Como lembra Fernando Meirelles, essa estratégia tornou-se larga medida padrão em grandes emissoras, como a própria Globo, que exibe a redação de seus telejornais como cenário do apresentador. Mas se é possível ver traços de Ernesto Varela em programas humorísticos contemporâneos, a preocupação com o desvelamento da confecção da imagem e, portanto, à busca por ativar uma relação crítica da audiência com o produto televisivo dificilmente pode ser encontrada hoje na grade das emissoras. Varela na Copa, por exemplo, denuncia através do humor, o ocultamento de importantes eventos políticos no país através da massiva atenção dada pela mídia à Copa do Mundo no México, culminando na notória entrevista com o deputado do partido de sustentação do Regime Militar e presidente da Confederação Brasileira de Futebol, Nabi Abi Chedid, veiculada no Fantástico a partir da gravação feita por Lucas Mendes. O personagem surge do espaço que Goulart passou gradativamente a deixar para o grupo preencher em seus programas. De entrevistados anônimos, o grupo passou a entrevistar personalidades e políticos. Do Outro Lado da sua Casa, de Marcelo Machado, concede ao personagem da reportagem não só o protagonismo da história, como a condução das entrevistas. O arguto morador de rua explicita a existência física do repórter, do olho que o vê, ao aludir ao corpo do entrevistador: “Quantos quilos o senhor pesa˜? - pergunta -“Eu peso 72” – responde – “Então você tem que carregar 72 quilos de você 24 horas por dia”. Portanto, dificilmente um telejornal adotaria integralmente as práticas da Olhar Eletrônico, e a assimilação constada por Meirelles se deu ao custo do abandono, ou pelo menos da mitigação, da radicalidade desses vídeos.
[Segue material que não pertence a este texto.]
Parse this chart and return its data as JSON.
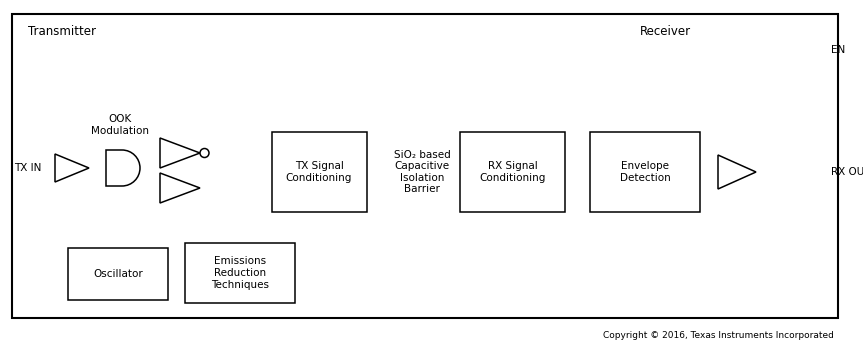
{
  "fig_width": 8.63,
  "fig_height": 3.48,
  "bg_color": "#ffffff",
  "copyright": "Copyright © 2016, Texas Instruments Incorporated",
  "transmitter_label": "Transmitter",
  "receiver_label": "Receiver",
  "tx_in_label": "TX IN",
  "rx_out_label": "RX OUT",
  "en_label": "EN",
  "ook_label": "OOK\nModulation",
  "tx_signal_label": "TX Signal\nConditioning",
  "barrier_label": "SiO₂ based\nCapacitive\nIsolation\nBarrier",
  "rx_signal_label": "RX Signal\nConditioning",
  "envelope_label": "Envelope\nDetection",
  "oscillator_label": "Oscillator",
  "emissions_label": "Emissions\nReduction\nTechniques"
}
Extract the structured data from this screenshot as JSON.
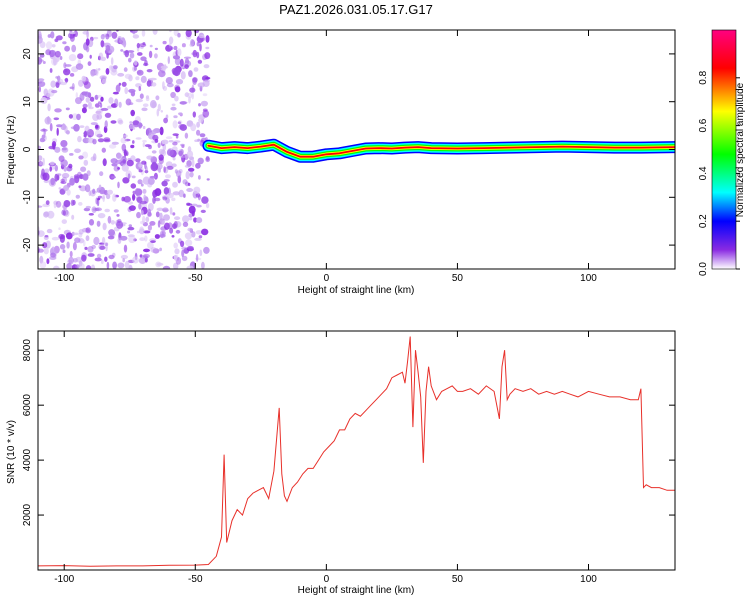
{
  "title": "PAZ1.2026.031.05.17.G17",
  "chart_data": [
    {
      "type": "heatmap",
      "xlabel": "Height of straight line (km)",
      "ylabel": "Frequency (Hz)",
      "xlim": [
        -110,
        133
      ],
      "ylim": [
        -25,
        25
      ],
      "xticks": [
        -100,
        -50,
        0,
        50,
        100
      ],
      "yticks": [
        -20,
        -10,
        0,
        10,
        20
      ],
      "colorbar": {
        "label": "Normalized spectral amplitude",
        "range": [
          0,
          1
        ],
        "ticks": [
          "0.0",
          "0.2",
          "0.4",
          "0.6",
          "0.8"
        ],
        "tick_values": [
          0,
          0.2,
          0.4,
          0.6,
          0.8
        ],
        "colormap": [
          "#ffffff",
          "#8a2be2",
          "#0000ff",
          "#00ffff",
          "#00ff00",
          "#ffff00",
          "#ff0000",
          "#ff0080"
        ]
      },
      "ridge": {
        "x": [
          -45,
          -40,
          -35,
          -30,
          -25,
          -20,
          -15,
          -10,
          -5,
          0,
          5,
          10,
          15,
          20,
          25,
          30,
          35,
          40,
          50,
          60,
          70,
          80,
          90,
          100,
          110,
          120,
          133
        ],
        "y": [
          0.8,
          0.3,
          0.5,
          0.3,
          0.6,
          1.0,
          -0.5,
          -1.5,
          -1.5,
          -1.0,
          -0.8,
          -0.3,
          0.2,
          0.3,
          0.2,
          0.4,
          0.5,
          0.3,
          0.2,
          0.3,
          0.4,
          0.5,
          0.6,
          0.5,
          0.4,
          0.4,
          0.5
        ]
      }
    },
    {
      "type": "line",
      "xlabel": "Height of straight line (km)",
      "ylabel": "SNR (10 * v/v)",
      "xlim": [
        -110,
        133
      ],
      "ylim": [
        0,
        8700
      ],
      "xticks": [
        -100,
        -50,
        0,
        50,
        100
      ],
      "yticks": [
        2000,
        4000,
        6000,
        8000
      ],
      "color": "#e8302a",
      "series": [
        {
          "x": [
            -110,
            -100,
            -90,
            -80,
            -70,
            -60,
            -50,
            -45,
            -42,
            -40,
            -39,
            -38,
            -36,
            -34,
            -32,
            -30,
            -28,
            -26,
            -24,
            -22,
            -20,
            -18,
            -17,
            -16,
            -15,
            -13,
            -11,
            -9,
            -7,
            -5,
            -3,
            -1,
            1,
            3,
            5,
            7,
            9,
            11,
            13,
            15,
            17,
            19,
            21,
            23,
            25,
            27,
            29,
            30,
            31,
            32,
            33,
            34,
            35,
            36,
            37,
            38,
            39,
            40,
            42,
            44,
            46,
            48,
            50,
            52,
            55,
            58,
            61,
            64,
            66,
            67,
            68,
            69,
            70,
            72,
            75,
            78,
            81,
            84,
            87,
            90,
            93,
            96,
            100,
            104,
            108,
            112,
            116,
            119,
            120,
            121,
            122,
            124,
            127,
            130,
            133
          ],
          "y": [
            150,
            160,
            140,
            150,
            150,
            170,
            180,
            200,
            500,
            1200,
            4200,
            1000,
            1800,
            2200,
            2000,
            2600,
            2800,
            2900,
            3000,
            2600,
            3600,
            5900,
            3500,
            2700,
            2500,
            3000,
            3200,
            3500,
            3700,
            3700,
            4000,
            4300,
            4500,
            4700,
            5100,
            5100,
            5500,
            5700,
            5600,
            5800,
            6000,
            6200,
            6400,
            6600,
            7000,
            7100,
            7200,
            6800,
            7600,
            8500,
            5200,
            8000,
            7200,
            6300,
            3900,
            6500,
            7400,
            6700,
            6200,
            6500,
            6600,
            6700,
            6500,
            6500,
            6600,
            6400,
            6700,
            6500,
            5500,
            7400,
            8000,
            6200,
            6400,
            6600,
            6500,
            6600,
            6400,
            6500,
            6400,
            6500,
            6400,
            6300,
            6500,
            6400,
            6300,
            6300,
            6200,
            6200,
            6600,
            3000,
            3100,
            3000,
            3000,
            2900,
            2900
          ]
        }
      ]
    }
  ]
}
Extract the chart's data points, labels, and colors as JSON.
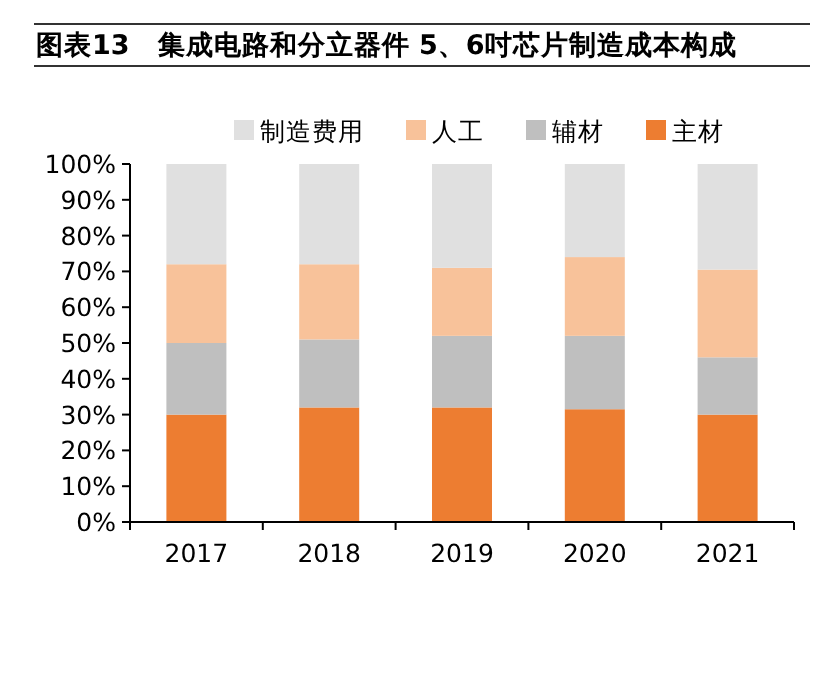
{
  "chart_data": {
    "type": "bar",
    "stacked": true,
    "title": "图表13　集成电路和分立器件 5、6吋芯片制造成本构成",
    "categories": [
      "2017",
      "2018",
      "2019",
      "2020",
      "2021"
    ],
    "series": [
      {
        "name": "主材",
        "color": "#ed7d31",
        "values": [
          30,
          32,
          32,
          31.5,
          30
        ]
      },
      {
        "name": "辅材",
        "color": "#bfbfbf",
        "values": [
          20,
          19,
          20,
          20.5,
          16
        ]
      },
      {
        "name": "人工",
        "color": "#f8c29a",
        "values": [
          22,
          21,
          19,
          22,
          24.5
        ]
      },
      {
        "name": "制造费用",
        "color": "#e0e0e0",
        "values": [
          28,
          28,
          29,
          26,
          29.5
        ]
      }
    ],
    "ylim": [
      0,
      100
    ],
    "yticks": [
      {
        "value": 0,
        "label": "0%"
      },
      {
        "value": 10,
        "label": "10%"
      },
      {
        "value": 20,
        "label": "20%"
      },
      {
        "value": 30,
        "label": "30%"
      },
      {
        "value": 40,
        "label": "40%"
      },
      {
        "value": 50,
        "label": "50%"
      },
      {
        "value": 60,
        "label": "60%"
      },
      {
        "value": 70,
        "label": "70%"
      },
      {
        "value": 80,
        "label": "80%"
      },
      {
        "value": 90,
        "label": "90%"
      },
      {
        "value": 100,
        "label": "100%"
      }
    ],
    "legend": "top"
  }
}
Aliás, é compreensível que a linguagem do telejornalismo tenha sido alvo constante de paródia e crítica nas obras dos dois grupos, considerada o formato acabado da imagem autoritária brasileira, apresentada como verdade absoluta sobre a realidade nacional. Esse é um aspecto ainda extremamente contemporâneo das produções tanto da TVDO quanto da Olhar Eletrônico.
Finalmente, os participantes do encontro consideram incerto o futuro da televisão diante das novas tecnologias. Seu “espaço eletromagnético” como disse Priolli, é precioso, e talvez o estabilishment político-econômico decida usá-lo para outras atividades mais rentáveis e estratégicas. Ou talvez ela sobreviva enquanto ritual coletivo, sobretudo em eventos nacionais como os jogos de futebol, segundo hipótese levantada por Marcelo Tas. Já José Celso Martinez Correa, em uma de suas últimas intervenções na mesa, disse que nem a assiste mais, preferindo as outras telas cada vez mais disponíveis.